Conclusion Mid-term patency rates of focal infrapopliteal lesions are substantially improved with sirolimus-eluting stent compared with bare-metal stent. Corresponding to the technical results, the changes in Rutherford–Becker classification reveal a significant advantage for the sirolimus-eluting stent.
Introduction
Peripheral artery disease with intermittent claudication (IC) or critical limb ischaemia (CLI) represents a major challenge for all healthcare specialists involved in the treatment of atherosclerotic disease. Greater life expectancy and the increasing prevalence of diabetes mellitus in the developed countries lead to a progressively rising number of patients with CLI and IC due to infrapopliteal artery (IPA) disease. Moreover, there is increasing evidence that patency rates after femoro-popliteal artery interventions are positively affected by the number of patent IPA in patients with IC.
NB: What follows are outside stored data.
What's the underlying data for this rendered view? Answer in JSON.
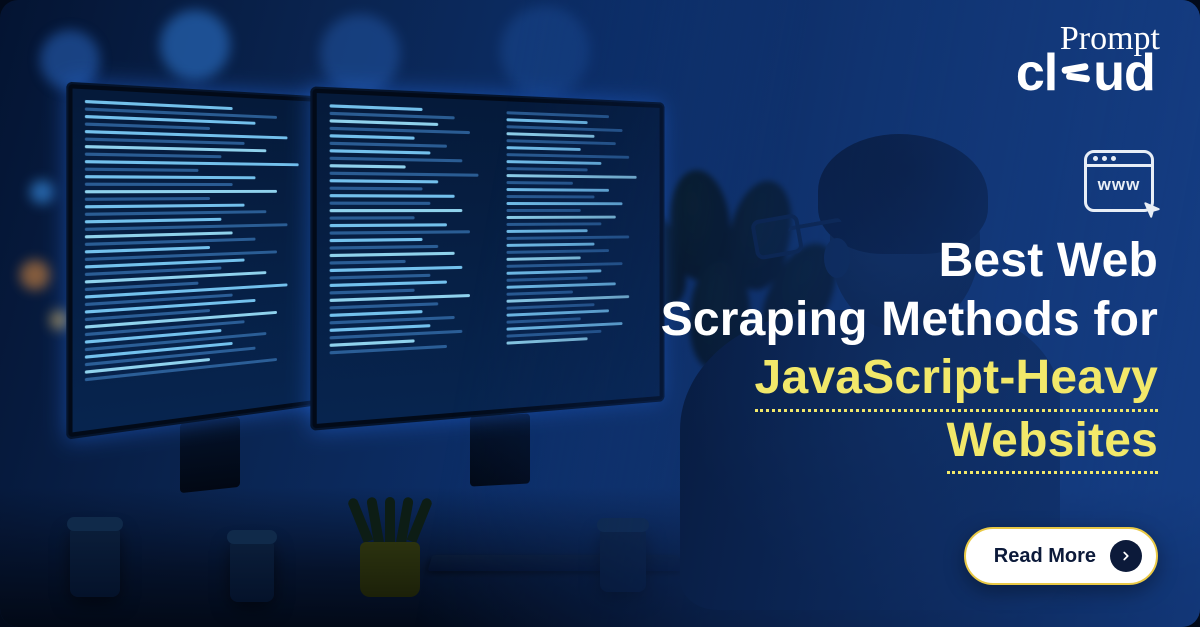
{
  "logo": {
    "top": "Prompt",
    "bottom_prefix": "cl",
    "bottom_suffix": "ud"
  },
  "icon": {
    "www_label": "www"
  },
  "headline": {
    "line1": "Best Web",
    "line2": "Scraping Methods for",
    "line3": "JavaScript-Heavy",
    "line4": "Websites"
  },
  "cta": {
    "label": "Read More"
  }
}
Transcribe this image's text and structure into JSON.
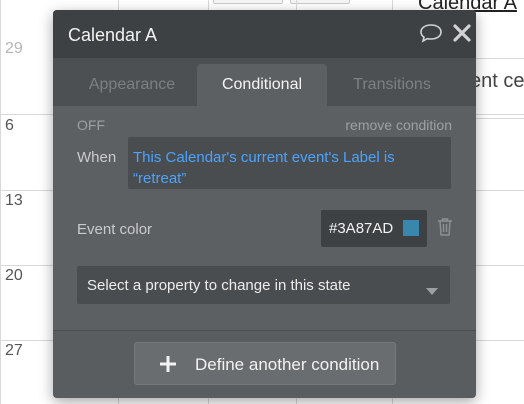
{
  "calendar": {
    "day_numbers": [
      "29",
      "6",
      "13",
      "20",
      "27"
    ],
    "right_title": "Calendar A",
    "right_snippet": "ent ce"
  },
  "panel": {
    "title": "Calendar A",
    "tabs": [
      {
        "label": "Appearance",
        "active": false
      },
      {
        "label": "Conditional",
        "active": true
      },
      {
        "label": "Transitions",
        "active": false
      }
    ],
    "condition": {
      "state_label": "OFF",
      "remove_label": "remove condition",
      "when_label": "When",
      "expression": "This Calendar's current event's Label is “retreat”"
    },
    "property": {
      "label": "Event color",
      "value": "#3A87AD",
      "swatch_color": "#3A87AD"
    },
    "select_property_placeholder": "Select a property to change in this state",
    "define_button_label": "Define another condition"
  },
  "icons": {
    "comment": "comment-icon",
    "close": "close-icon",
    "trash": "trash-icon",
    "dropdown": "chevron-down-icon",
    "plus": "plus-icon"
  },
  "colors": {
    "panel_bg": "#5d6062",
    "header_bg": "#3e4143",
    "link_blue": "#4aa3ff",
    "event_color": "#3A87AD"
  }
}
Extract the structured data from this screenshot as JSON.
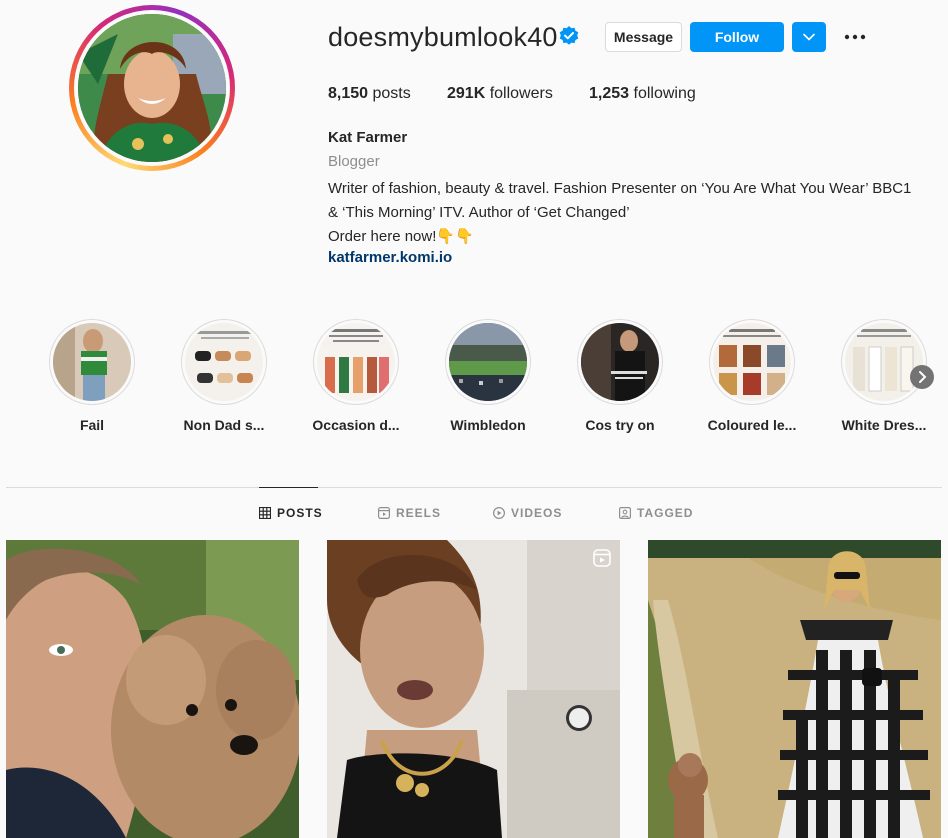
{
  "profile": {
    "username": "doesmybumlook40",
    "verified": true,
    "buttons": {
      "message": "Message",
      "follow": "Follow"
    },
    "stats": {
      "posts_count": "8,150",
      "posts_label": "posts",
      "followers_count": "291K",
      "followers_label": "followers",
      "following_count": "1,253",
      "following_label": "following"
    },
    "bio": {
      "name": "Kat Farmer",
      "category": "Blogger",
      "line1": "Writer of fashion, beauty & travel. Fashion Presenter on ‘You Are What You Wear’ BBC1",
      "line2": "& ‘This Morning’ ITV. Author of ‘Get Changed’",
      "line3": "Order here now!👇👇",
      "link": "katfarmer.komi.io"
    }
  },
  "highlights": [
    {
      "label": "Fail"
    },
    {
      "label": "Non Dad s..."
    },
    {
      "label": "Occasion d..."
    },
    {
      "label": "Wimbledon"
    },
    {
      "label": "Cos try on"
    },
    {
      "label": "Coloured le..."
    },
    {
      "label": "White Dres..."
    }
  ],
  "tabs": [
    {
      "label": "POSTS",
      "icon": "grid-icon",
      "active": true
    },
    {
      "label": "REELS",
      "icon": "reels-icon",
      "active": false
    },
    {
      "label": "VIDEOS",
      "icon": "play-icon",
      "active": false
    },
    {
      "label": "TAGGED",
      "icon": "tagged-icon",
      "active": false
    }
  ],
  "colors": {
    "accent": "#0095f6",
    "link": "#00376b",
    "muted": "#8e8e8e",
    "border": "#dbdbdb"
  }
}
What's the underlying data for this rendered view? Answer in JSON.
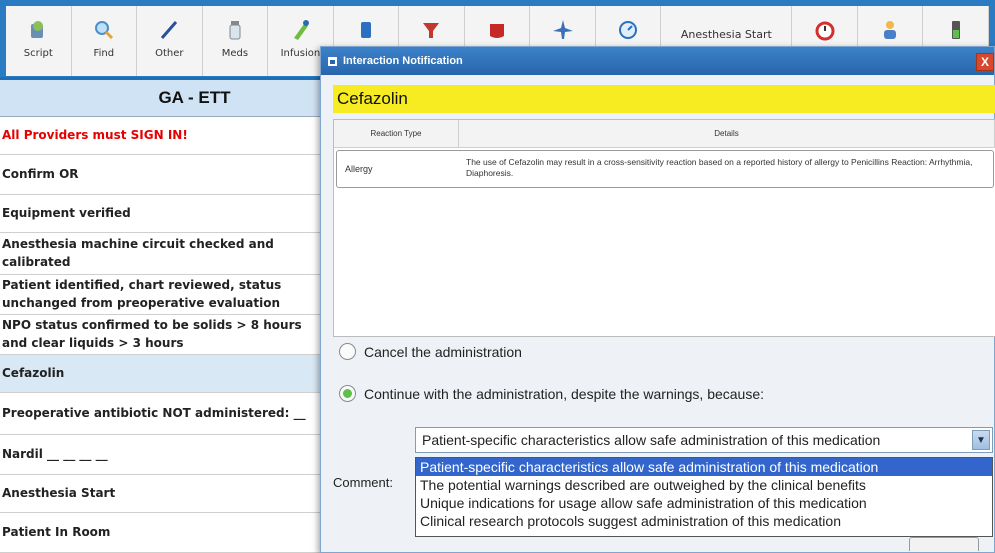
{
  "toolbar": {
    "buttons": [
      {
        "label": "Script",
        "icon": "script-icon"
      },
      {
        "label": "Find",
        "icon": "search-icon"
      },
      {
        "label": "Other",
        "icon": "pen-icon"
      },
      {
        "label": "Meds",
        "icon": "vial-icon"
      },
      {
        "label": "Infusion",
        "icon": "syringe-icon"
      },
      {
        "label": "",
        "icon": "cup-icon"
      },
      {
        "label": "",
        "icon": "funnel-icon"
      },
      {
        "label": "",
        "icon": "blood-bag-icon"
      },
      {
        "label": "",
        "icon": "airplane-icon"
      },
      {
        "label": "",
        "icon": "gauge-icon"
      },
      {
        "label": "Anesthesia Start",
        "icon": ""
      },
      {
        "label": "",
        "icon": "alarm-clock-icon"
      },
      {
        "label": "",
        "icon": "person-icon"
      },
      {
        "label": "",
        "icon": "battery-icon"
      }
    ]
  },
  "left_panel": {
    "header": "GA - ETT",
    "rows": [
      {
        "text": "All Providers must SIGN IN!",
        "style": "red"
      },
      {
        "text": "Confirm OR",
        "style": "normal"
      },
      {
        "text": "Equipment verified",
        "style": "normal"
      },
      {
        "text": "Anesthesia machine circuit checked and calibrated",
        "style": "normal"
      },
      {
        "text": "Patient identified, chart reviewed, status unchanged from preoperative evaluation",
        "style": "normal"
      },
      {
        "text": "NPO status confirmed to be solids > 8 hours and clear liquids > 3 hours",
        "style": "normal"
      },
      {
        "text": "Cefazolin",
        "style": "highlight"
      },
      {
        "text": "Preoperative antibiotic NOT administered: __",
        "style": "normal"
      },
      {
        "text": "Nardil __ __ __ __",
        "style": "normal"
      },
      {
        "text": "Anesthesia Start",
        "style": "normal"
      },
      {
        "text": "Patient In Room",
        "style": "normal"
      }
    ]
  },
  "dialog": {
    "title": "Interaction Notification",
    "close_label": "X",
    "drug": "Cefazolin",
    "grid": {
      "headers": [
        "Reaction Type",
        "Details"
      ],
      "rows": [
        {
          "type": "Allergy",
          "details": "The use of Cefazolin may result in a cross-sensitivity reaction based on a reported history of allergy to Penicillins Reaction: Arrhythmia, Diaphoresis."
        }
      ]
    },
    "options": {
      "cancel": "Cancel the administration",
      "continue": "Continue with the administration, despite the warnings, because:",
      "selected": "continue"
    },
    "comment_label": "Comment:",
    "reason_selected": "Patient-specific characteristics allow safe administration of this medication",
    "reason_options": [
      "Patient-specific characteristics allow safe administration of this medication",
      "The potential warnings described are outweighed by the clinical benefits",
      "Unique indications for usage allow safe administration of this medication",
      "Clinical research protocols suggest administration of this medication"
    ]
  },
  "colors": {
    "background": "#1f6fb8",
    "drug_highlight": "#f6ec21",
    "alert_red": "#e60000",
    "selection_blue": "#3266cc",
    "header_blue": "#cfe3f5"
  }
}
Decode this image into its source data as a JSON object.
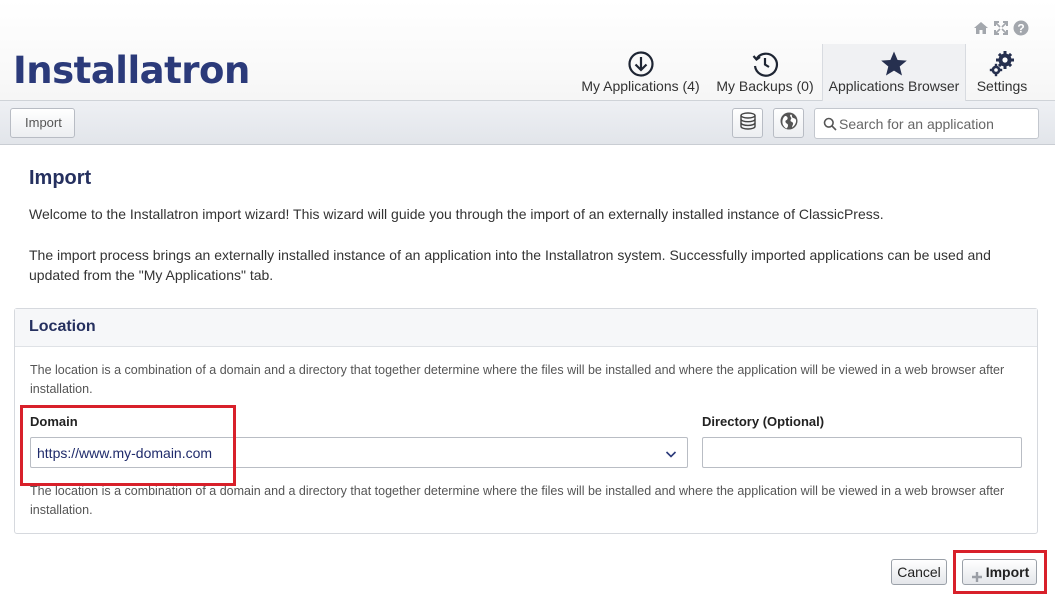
{
  "app": {
    "logo_text": "Installatron"
  },
  "tabs": [
    {
      "label": "My Applications (4)",
      "icon": "download-circle-icon"
    },
    {
      "label": "My Backups (0)",
      "icon": "history-clock-icon"
    },
    {
      "label": "Applications Browser",
      "icon": "star-icon",
      "active": true
    },
    {
      "label": "Settings",
      "icon": "gears-icon"
    }
  ],
  "top_icons": [
    "home-icon",
    "fullscreen-icon",
    "help-icon"
  ],
  "toolbar": {
    "breadcrumb": "Import",
    "db_button_icon": "database-icon",
    "language_button_icon": "globe-icon",
    "search_placeholder": "Search for an application"
  },
  "page": {
    "title": "Import",
    "intro1": "Welcome to the Installatron import wizard! This wizard will guide you through the import of an externally installed instance of ClassicPress.",
    "intro2": "The import process brings an externally installed instance of an application into the Installatron system. Successfully imported applications can be used and updated from the \"My Applications\" tab."
  },
  "location": {
    "title": "Location",
    "help_top": "The location is a combination of a domain and a directory that together determine where the files will be installed and where the application will be viewed in a web browser after installation.",
    "domain_label": "Domain",
    "domain_value": "https://www.my-domain.com",
    "directory_label": "Directory (Optional)",
    "directory_value": "",
    "help_bottom": "The location is a combination of a domain and a directory that together determine where the files will be installed and where the application will be viewed in a web browser after installation."
  },
  "actions": {
    "cancel_label": "Cancel",
    "import_label": "Import"
  },
  "colors": {
    "accent": "#25305f",
    "highlight": "#d8202a",
    "link_blue": "#1f2b6b"
  }
}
Today the endovascular approach has become the first-line strategy for the treatment of IPA lesions. Although advances have been made in innovative technologies such as lesion modification and atheroablation, balloon angioplasty (PTA) continues to be the mainstay of endovascular therapy for the treatment of infrapopliteal disease. Stent placement is currently reserved for suboptimal results after PTA such as significant recoil, flow-limiting dissection, or residual stenosis. However, PTA and bare-metal stents (BMS) have failed to demonstrate durability, restenosis following BMS placement continue to exceed 50% after 1 year. The use of sirolimus-eluting stents (SES) with their proven efficacy in the treatment of coronary artery disease could be of major advance in the treatment of patients with infrapopliteal lesions. The rationale of this double-blinded randomized study was to prove the concept of using SES to improve primary patency rates after interventional therapy of focal lesions of IPA.